MP Maryam Al Dhaen pushes for bill seeking pension coverage for stay-at-home wives

TDT | Manama

Email: mail@newsofbahrain.com

A draft law allowing housewives to pay 9 per cent of their chosen income category to join Bahrain’s pension system was put before Parliament on Sunday.

It aims to cover around 60,000 women who have spent years working unpaid but remain shut out of retirement and disability benefits.

MP Dr Maryam Al Dhaen, who is pushing the reform, said the government would chip in 6 per cent, with contributions starting from the lowest pension tier and topping out at BD500 a month.

“This is about giving stay-athome-wives the security they deserve,” she said. “Homemakers work as hard as anyone, yet they have no financial safety net. It’s time we recognised their role properly.”

One-off payouts

If passed, the law would give housewives access to pensions, as well as one-off payouts if they leave the scheme.

It would also bring in more contributors to the pension fund, helping to steady the books as it deals with a growing shortfall.

Dr Al Dhaen cites Bahrain’s Constitution which promises security in old age, illness, and job loss, yet homemakers remain left out of the system.

Valuable

“A housewife’s work is just as valuable as any wage-earner’s,” said Dr Al Dhaen. “They’ve held households together for decades — it’s only fair they have something to fall back on.”

Other countries have gone down this road already.

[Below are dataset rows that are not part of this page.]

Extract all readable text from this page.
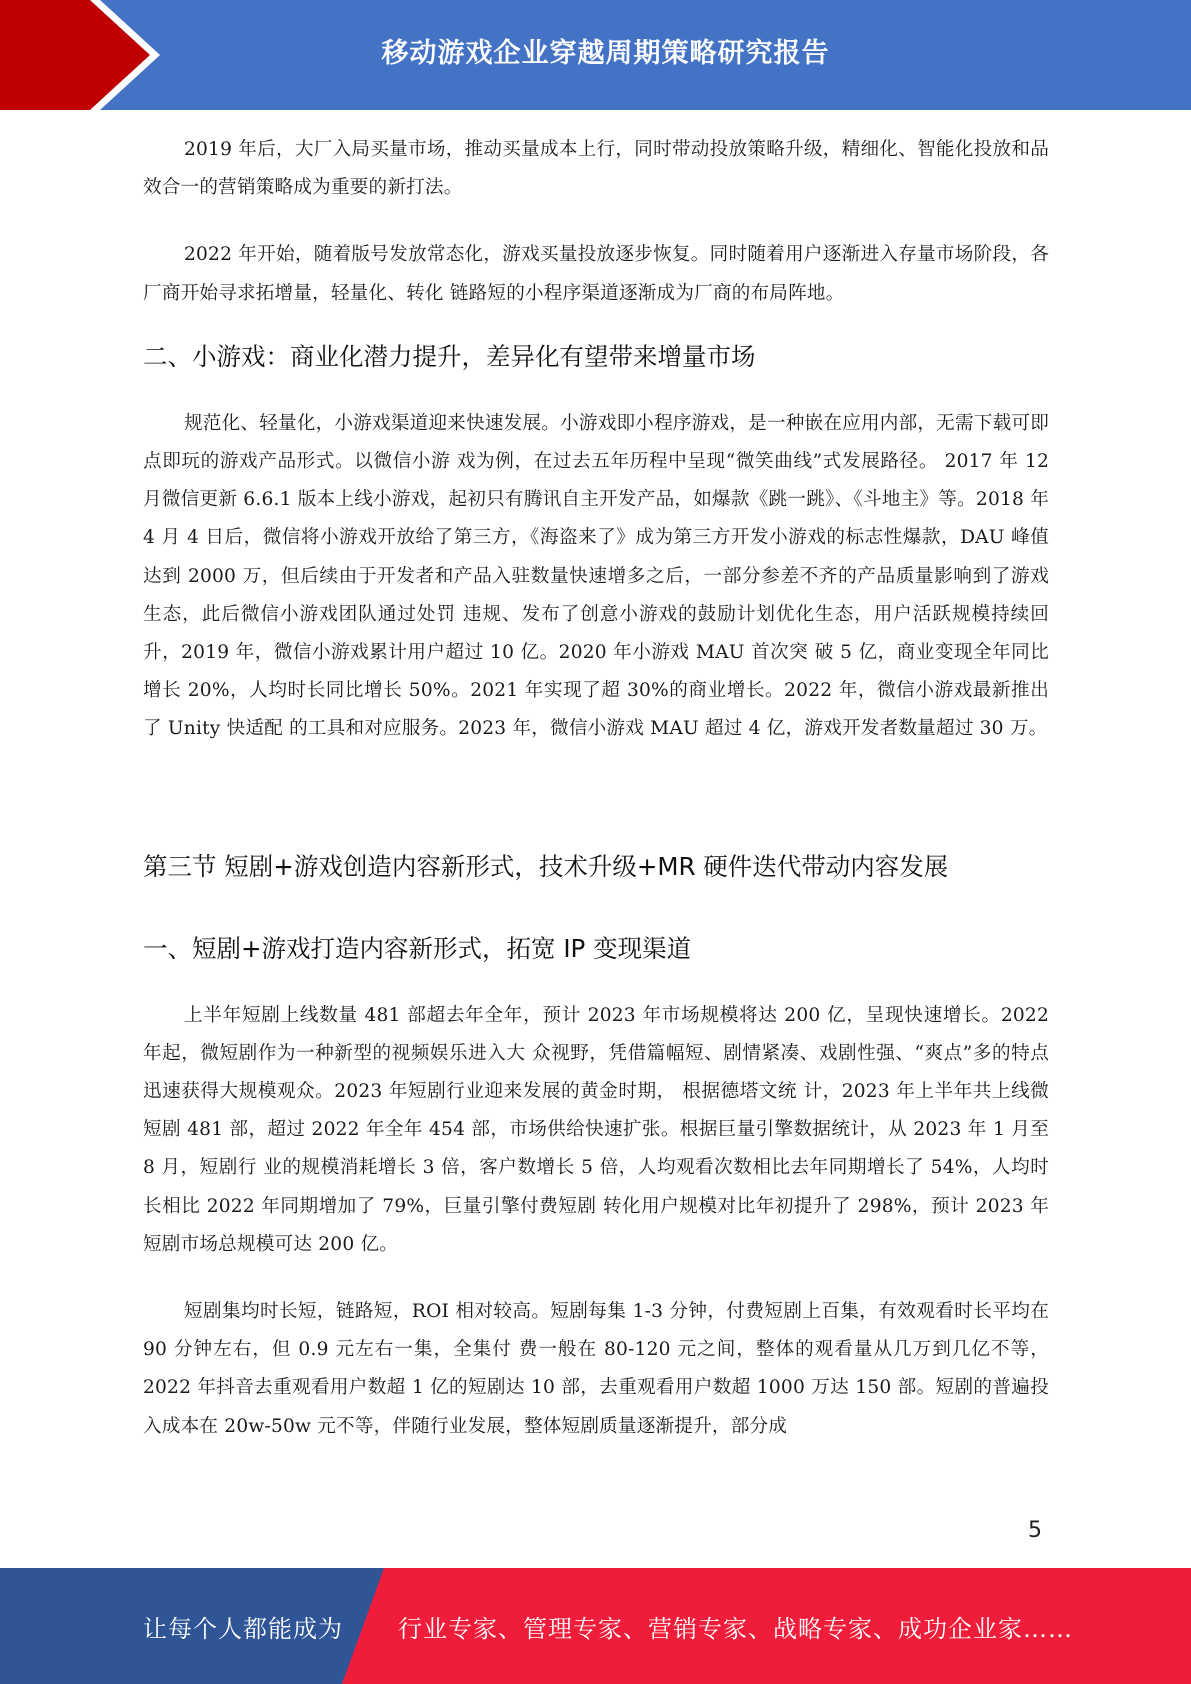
移动游戏企业穿越周期策略研究报告

2019 年后，大厂入局买量市场，推动买量成本上行，同时带动投放策略升级，精细化、智能化投放和品效合一的营销策略成为重要的新打法。

2022 年开始，随着版号发放常态化，游戏买量投放逐步恢复。同时随着用户逐渐进入存量市场阶段，各厂商开始寻求拓增量，轻量化、转化 链路短的小程序渠道逐渐成为厂商的布局阵地。

二、小游戏：商业化潜力提升，差异化有望带来增量市场

规范化、轻量化，小游戏渠道迎来快速发展。小游戏即小程序游戏，是一种嵌在应用内部，无需下载可即点即玩的游戏产品形式。以微信小游 戏为例，在过去五年历程中呈现“微笑曲线”式发展路径。 2017 年 12 月微信更新 6.6.1 版本上线小游戏，起初只有腾讯自主开发产品，如爆款《跳一跳》、《斗地主》等。2018 年 4 月 4 日后，微信将小游戏开放给了第三方，《海盗来了》成为第三方开发小游戏的标志性爆款，DAU 峰值 达到 2000 万，但后续由于开发者和产品入驻数量快速增多之后，一部分参差不齐的产品质量影响到了游戏生态，此后微信小游戏团队通过处罚 违规、发布了创意小游戏的鼓励计划优化生态，用户活跃规模持续回升，2019 年，微信小游戏累计用户超过 10 亿。2020 年小游戏 MAU 首次突 破 5 亿，商业变现全年同比增长 20%，人均时长同比增长 50%。2021 年实现了超 30%的商业增长。2022 年，微信小游戏最新推出了 Unity 快适配 的工具和对应服务。2023 年，微信小游戏 MAU 超过 4 亿，游戏开发者数量超过 30 万。

第三节 短剧+游戏创造内容新形式，技术升级+MR 硬件迭代带动内容发展
一、短剧+游戏打造内容新形式，拓宽 IP 变现渠道

上半年短剧上线数量 481 部超去年全年，预计 2023 年市场规模将达 200 亿，呈现快速增长。2022 年起，微短剧作为一种新型的视频娱乐进入大 众视野，凭借篇幅短、剧情紧凑、戏剧性强、“爽点”多的特点迅速获得大规模观众。2023 年短剧行业迎来发展的黄金时期， 根据德塔文统 计，2023 年上半年共上线微短剧 481 部，超过 2022 年全年 454 部，市场供给快速扩张。根据巨量引擎数据统计，从 2023 年 1 月至 8 月，短剧行 业的规模消耗增长 3 倍，客户数增长 5 倍，人均观看次数相比去年同期增长了 54%，人均时长相比 2022 年同期增加了 79%，巨量引擎付费短剧 转化用户规模对比年初提升了 298%，预计 2023 年短剧市场总规模可达 200 亿。

短剧集均时长短，链路短，ROI 相对较高。短剧每集 1-3 分钟，付费短剧上百集，有效观看时长平均在 90 分钟左右，但 0.9 元左右一集，全集付 费一般在 80-120 元之间，整体的观看量从几万到几亿不等，2022 年抖音去重观看用户数超 1 亿的短剧达 10 部，去重观看用户数超 1000 万达 150 部。短剧的普遍投入成本在 20w-50w 元不等，伴随行业发展，整体短剧质量逐渐提升，部分成

5
让每个人都能成为 行业专家、管理专家、营销专家、战略专家、成功企业家……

Jordan has 93,000 homemakers enrolled in a voluntary pension plan.

Iraq’s system asks participants to chip in 5 per cent of their chosen income while the state covers 15 per cent.

New chapter

The law, which rewrites part of Bahrain’s 1976 Social Insurance Law, would add a new chapter for homemakers’ pensions.

The Minister of Finance and National Economy would be in charge of rolling it out, working off advice from the Social Insurance Organisation’s board.

Dr Al Dhaen urged fellow MPs to get behind the plan, saying, “This goes beyond stay-at-home wives — it’s about ensuring families don’t struggle when it matters most. No woman who has spent her life running a household should reach old age without financial security.”